The Hunt for Vulcan – Thomas Levenson

huntforvulcan

Another very exciting development in the world of The Warbler: I had the privilege of reading (and now reviewing) a book from Random House (!) thanks to this whole “building a brand” nonsense I’ve been trying to do. Learning about the options available to independent book reviewers has been exciting and illuminating. Publishers want books read and reviewed. I want to read and review books. It’s a wonderful match. But let’s stop talking about talking about books, and get to the talking about books, shall we?

Outside of speculative fiction, I best like reading books on science designed for laypeople. Many (if not most) books like this focus on successes of science. On discoveries that change the world, and a glimpse at the far-reaching ramifications they may have had.

Not so with Vulcan.

The Hunt for Vulcan tells a tale — and a tale it is — of hubris, ego, and failure. Of desperation and curiosity. Of a world rapt in the excitement of discovering the new. Leveson expresses that excitement in such a way that I was electrified with it. He makes statements that capture the heart of the pursuit of scientific knowledge, and the fallibility of those who engage in that pursuit: us.

“At first blush, this may seem something of a burlesque, a tale of nineteenth-century astronomical follies, Victorian gentlemen chasing a mistake. But there’s more here than a comedy of errors. The story of Vulcan suggests something much deeper, something that gets to the heard of the way science really advances…”

That something deeper?
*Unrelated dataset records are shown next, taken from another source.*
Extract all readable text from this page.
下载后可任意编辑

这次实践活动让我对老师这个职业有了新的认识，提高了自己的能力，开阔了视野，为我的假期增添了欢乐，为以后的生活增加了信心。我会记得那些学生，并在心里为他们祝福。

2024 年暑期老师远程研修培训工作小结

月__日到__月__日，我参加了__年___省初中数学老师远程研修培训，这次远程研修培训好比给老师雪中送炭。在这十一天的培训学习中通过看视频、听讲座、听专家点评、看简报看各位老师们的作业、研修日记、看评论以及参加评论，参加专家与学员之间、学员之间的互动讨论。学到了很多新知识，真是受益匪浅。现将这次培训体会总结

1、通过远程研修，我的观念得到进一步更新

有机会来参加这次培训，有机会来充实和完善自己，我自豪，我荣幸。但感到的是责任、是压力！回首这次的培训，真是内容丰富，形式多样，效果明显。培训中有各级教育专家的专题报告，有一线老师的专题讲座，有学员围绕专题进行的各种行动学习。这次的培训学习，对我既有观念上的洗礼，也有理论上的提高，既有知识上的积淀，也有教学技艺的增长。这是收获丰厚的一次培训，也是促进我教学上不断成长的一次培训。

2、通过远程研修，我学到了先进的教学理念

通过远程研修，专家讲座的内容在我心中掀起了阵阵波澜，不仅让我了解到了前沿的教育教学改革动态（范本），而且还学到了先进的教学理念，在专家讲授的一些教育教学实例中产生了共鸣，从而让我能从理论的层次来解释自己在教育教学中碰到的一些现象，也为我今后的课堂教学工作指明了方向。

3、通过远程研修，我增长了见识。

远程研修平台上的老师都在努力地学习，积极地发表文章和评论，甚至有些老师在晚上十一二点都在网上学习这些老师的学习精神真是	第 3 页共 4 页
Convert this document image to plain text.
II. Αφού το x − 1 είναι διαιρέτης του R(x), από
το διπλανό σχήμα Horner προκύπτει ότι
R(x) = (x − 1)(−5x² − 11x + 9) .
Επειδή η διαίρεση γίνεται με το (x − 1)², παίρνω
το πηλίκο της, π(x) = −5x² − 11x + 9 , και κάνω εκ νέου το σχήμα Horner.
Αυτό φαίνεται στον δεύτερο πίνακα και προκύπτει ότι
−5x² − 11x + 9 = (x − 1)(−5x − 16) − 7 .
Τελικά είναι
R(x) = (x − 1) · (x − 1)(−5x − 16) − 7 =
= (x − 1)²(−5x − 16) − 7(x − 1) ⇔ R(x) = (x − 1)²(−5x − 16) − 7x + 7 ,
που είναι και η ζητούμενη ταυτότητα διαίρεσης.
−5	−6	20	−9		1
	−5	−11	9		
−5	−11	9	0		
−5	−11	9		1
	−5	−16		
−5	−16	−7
The simple notion that in the search for truth, we make mistake after mistake until a definitive result appears. Once we achieve that result, we look out from our updated view of the real and begin the process again.

In the case of The Hunt for Vulcan, the subject is a planet that never existed—Vulcan—save for in the minds of astronomers and mathematicians in the nineteenth century.

The book covers the history necessary to understand the Vulcan conundrum in its entirety. We learn of Sir Issac Newton, and how his mathematical formulae were able to consistently predict the positions of celestial bodies in motion, explaining the relationships between the planets. Newtonian mechanics covered, we jump ahead to issues with Saturn that plagued astronomers. It didn’t conform well enough to the math. If the math was inaccurate, what was missing?

In order to maintain the sanctity of math in the post-Newton world, a French mathematician, Le Verrier, set out to explain the error by introducing a new planet to the solar system before it had been observed. One that, crucially, conformed to the existing mathematical explanation of the universe. When proof of said planet was found (Neptune), Le Verrier was elevated and glorified, and the existing worldview remained intact.

But Saturn’s oddities were not the only problem in the Solar System. Mercury had a sort of wobble that perplexed scientists for centuries following the development of Newtonian mechanics. Le Verrier, now proven in the realm of discovering unseen planets using the power of mathematics, haughtily pronounced the existence of an intra-Mercurial planet. Thanks to the math, this planet had an approximate size and mass, and a predictable position in the night sky. What to do next? Name it!

Thus, the planet Vulcan was born.

“As Vulcan’s troublesome history reveals, no one gives up on a powerful, or a beautiful, or perhaps simply a familiar and useful conception of the world without utter compulsion—and a real alternative.”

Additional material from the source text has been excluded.